Financial resources are a key driving force behind farmers' actions, but are not directly related to environmental performance. The relationship between farm financial resources and environmental outcomes is complex, as farms can remain profitable at the expense of environmental degradation, at least over the medium term. Profitable farms, however, can better afford to take the environment into account in their investment and farm management decisions.
The availability of financial resources influences farming practices; the ability to acquire new technologies; as well as the type, level and intensity of input use and of production. They also affect the degree of adoption of environmentally benign production methods, including farmers' attitudes towards environmental risks; rates of structural adjustment, including farm amalgamation; and the exit and entry of farmers into the sector.
The two main sources of farm financial resources in OECD countries include returns from the market and government support (farm household income can also include non-farm sources of income). The type and level of support provided to farmers varies widely across the OECD. Since the late 1980s many countries have introduced agri-environmental measures, and land diversion schemes with environmental objectives, mainly aimed at: changing farming practices (e.g. raising environmental awareness through farm advisory services or voluntary farm groups); developing agri-environmental research (e.g. on soil carbon changes); providing payments to farmers for reducing environmental damage (e.g. animal waste treatment facilities) and enhancing environmental services (e.g. laying hedgerows). In addition, farmers also have to comply with environmental standards and regulations, especially with regard to the use of pesticides and inorganic fertilisers.

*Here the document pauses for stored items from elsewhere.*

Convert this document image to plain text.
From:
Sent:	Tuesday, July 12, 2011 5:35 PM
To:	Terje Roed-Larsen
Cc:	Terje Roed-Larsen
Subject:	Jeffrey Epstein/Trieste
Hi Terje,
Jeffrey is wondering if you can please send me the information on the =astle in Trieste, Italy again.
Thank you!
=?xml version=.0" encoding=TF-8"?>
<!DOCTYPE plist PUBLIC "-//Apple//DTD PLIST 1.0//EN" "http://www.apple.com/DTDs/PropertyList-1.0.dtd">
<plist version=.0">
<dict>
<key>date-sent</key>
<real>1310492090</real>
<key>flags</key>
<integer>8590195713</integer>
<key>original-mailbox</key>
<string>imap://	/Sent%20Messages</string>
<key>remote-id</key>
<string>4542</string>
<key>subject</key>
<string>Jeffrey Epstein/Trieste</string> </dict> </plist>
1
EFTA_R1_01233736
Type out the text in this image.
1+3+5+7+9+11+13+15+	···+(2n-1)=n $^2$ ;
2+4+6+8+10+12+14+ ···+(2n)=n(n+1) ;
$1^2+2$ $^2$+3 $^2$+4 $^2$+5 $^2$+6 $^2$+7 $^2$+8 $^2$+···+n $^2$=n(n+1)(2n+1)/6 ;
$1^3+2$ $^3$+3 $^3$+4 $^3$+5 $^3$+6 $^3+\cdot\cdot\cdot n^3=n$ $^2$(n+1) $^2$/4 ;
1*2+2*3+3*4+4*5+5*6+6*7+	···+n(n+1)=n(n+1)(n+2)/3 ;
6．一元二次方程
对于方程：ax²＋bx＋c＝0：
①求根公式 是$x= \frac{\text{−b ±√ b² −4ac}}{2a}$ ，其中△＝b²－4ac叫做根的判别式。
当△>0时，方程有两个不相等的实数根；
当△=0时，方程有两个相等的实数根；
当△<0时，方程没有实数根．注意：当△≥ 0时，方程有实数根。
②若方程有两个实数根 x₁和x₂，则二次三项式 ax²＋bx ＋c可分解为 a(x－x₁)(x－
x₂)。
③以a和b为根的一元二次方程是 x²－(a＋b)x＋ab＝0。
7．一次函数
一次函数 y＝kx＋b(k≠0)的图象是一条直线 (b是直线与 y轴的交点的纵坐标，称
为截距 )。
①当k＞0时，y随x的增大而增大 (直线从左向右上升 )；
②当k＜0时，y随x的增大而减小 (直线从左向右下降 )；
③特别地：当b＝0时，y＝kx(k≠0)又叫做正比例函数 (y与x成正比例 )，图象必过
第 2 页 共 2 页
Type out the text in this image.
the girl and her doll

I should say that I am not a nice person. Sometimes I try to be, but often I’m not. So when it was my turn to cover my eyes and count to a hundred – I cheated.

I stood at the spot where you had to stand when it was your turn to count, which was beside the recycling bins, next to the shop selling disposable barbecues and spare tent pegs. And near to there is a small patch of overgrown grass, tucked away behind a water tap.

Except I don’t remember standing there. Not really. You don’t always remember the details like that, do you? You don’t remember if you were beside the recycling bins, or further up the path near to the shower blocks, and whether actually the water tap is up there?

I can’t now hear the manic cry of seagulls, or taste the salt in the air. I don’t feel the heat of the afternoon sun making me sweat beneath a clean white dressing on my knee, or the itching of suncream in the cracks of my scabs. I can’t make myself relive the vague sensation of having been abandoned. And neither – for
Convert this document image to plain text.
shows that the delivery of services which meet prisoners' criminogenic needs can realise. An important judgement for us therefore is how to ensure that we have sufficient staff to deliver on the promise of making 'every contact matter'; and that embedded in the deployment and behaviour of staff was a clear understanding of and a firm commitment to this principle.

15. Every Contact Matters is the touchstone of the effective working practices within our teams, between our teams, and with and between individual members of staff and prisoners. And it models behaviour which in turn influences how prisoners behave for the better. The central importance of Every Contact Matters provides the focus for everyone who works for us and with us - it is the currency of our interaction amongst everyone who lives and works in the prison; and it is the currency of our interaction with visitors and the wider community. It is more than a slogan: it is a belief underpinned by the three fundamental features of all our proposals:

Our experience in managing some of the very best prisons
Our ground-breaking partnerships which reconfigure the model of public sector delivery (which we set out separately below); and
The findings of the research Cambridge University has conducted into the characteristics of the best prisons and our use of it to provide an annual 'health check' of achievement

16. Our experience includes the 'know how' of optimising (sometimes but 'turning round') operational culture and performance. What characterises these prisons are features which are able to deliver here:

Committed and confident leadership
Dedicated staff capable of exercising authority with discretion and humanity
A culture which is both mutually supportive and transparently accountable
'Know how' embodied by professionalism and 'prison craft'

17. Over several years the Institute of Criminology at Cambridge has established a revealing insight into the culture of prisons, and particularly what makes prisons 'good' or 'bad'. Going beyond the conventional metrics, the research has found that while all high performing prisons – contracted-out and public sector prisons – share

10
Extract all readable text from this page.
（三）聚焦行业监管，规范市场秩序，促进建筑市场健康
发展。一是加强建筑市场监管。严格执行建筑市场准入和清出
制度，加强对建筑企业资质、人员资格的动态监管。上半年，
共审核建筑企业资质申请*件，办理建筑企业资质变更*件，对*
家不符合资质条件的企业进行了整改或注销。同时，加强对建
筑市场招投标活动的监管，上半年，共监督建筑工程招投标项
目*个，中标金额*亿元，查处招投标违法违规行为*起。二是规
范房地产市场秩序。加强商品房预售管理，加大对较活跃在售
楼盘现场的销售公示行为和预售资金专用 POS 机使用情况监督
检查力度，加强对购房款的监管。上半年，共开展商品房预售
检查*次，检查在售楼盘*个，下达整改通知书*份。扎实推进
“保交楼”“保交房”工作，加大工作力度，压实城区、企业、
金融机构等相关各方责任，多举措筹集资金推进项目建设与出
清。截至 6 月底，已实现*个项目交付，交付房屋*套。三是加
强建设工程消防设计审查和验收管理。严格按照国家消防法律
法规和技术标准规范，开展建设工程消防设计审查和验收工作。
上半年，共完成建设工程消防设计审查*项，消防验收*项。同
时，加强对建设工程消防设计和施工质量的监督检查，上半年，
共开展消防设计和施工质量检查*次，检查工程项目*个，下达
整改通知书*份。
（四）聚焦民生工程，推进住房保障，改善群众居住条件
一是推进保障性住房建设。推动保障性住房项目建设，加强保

OECD indicators on farm financial resources reflect the financial health of the farm and cover two areas: first, net farm income from agricultural activities, and second, public and private agri-environmental expenditure, including agri-environmental research expenditure.
Net farm income is calculated as the difference between gross output and all expenses, including depreciation at the farm level. While nominal net farm incomes have risen for most OECD countries over the past 10 years, the performance in real terms has been variable and over recent years net farm incomes have sharply declined for some countries. Agricultural households also obtain a substantial share of their income from non-agricultural activities in many countries, and in some countries the total average income of agricultural households exceeds that of non-agricultural ones.
Public and private agri-environmental expenditure is aimed at both mitigating the negative impacts of agriculture on the environment and also enhancing the benefits. For a large number of OECD countries there has been a very rapid increase in public agri-environmental expenditure over the 1990s, associated with the introduction of many new environmental measures related to agriculture. The use of this expenditure varies widely across countries, reflecting differences in agri-environmental concerns and priorities.
A significant share of public agricultural research expenditure in many countries is spent on addressing agri-environmental concerns, and in some cases this share has been increasing since the mid-1980s. While in a few countries private agri-environmental expenditure is important, there is little systematic collection of this expenditure data.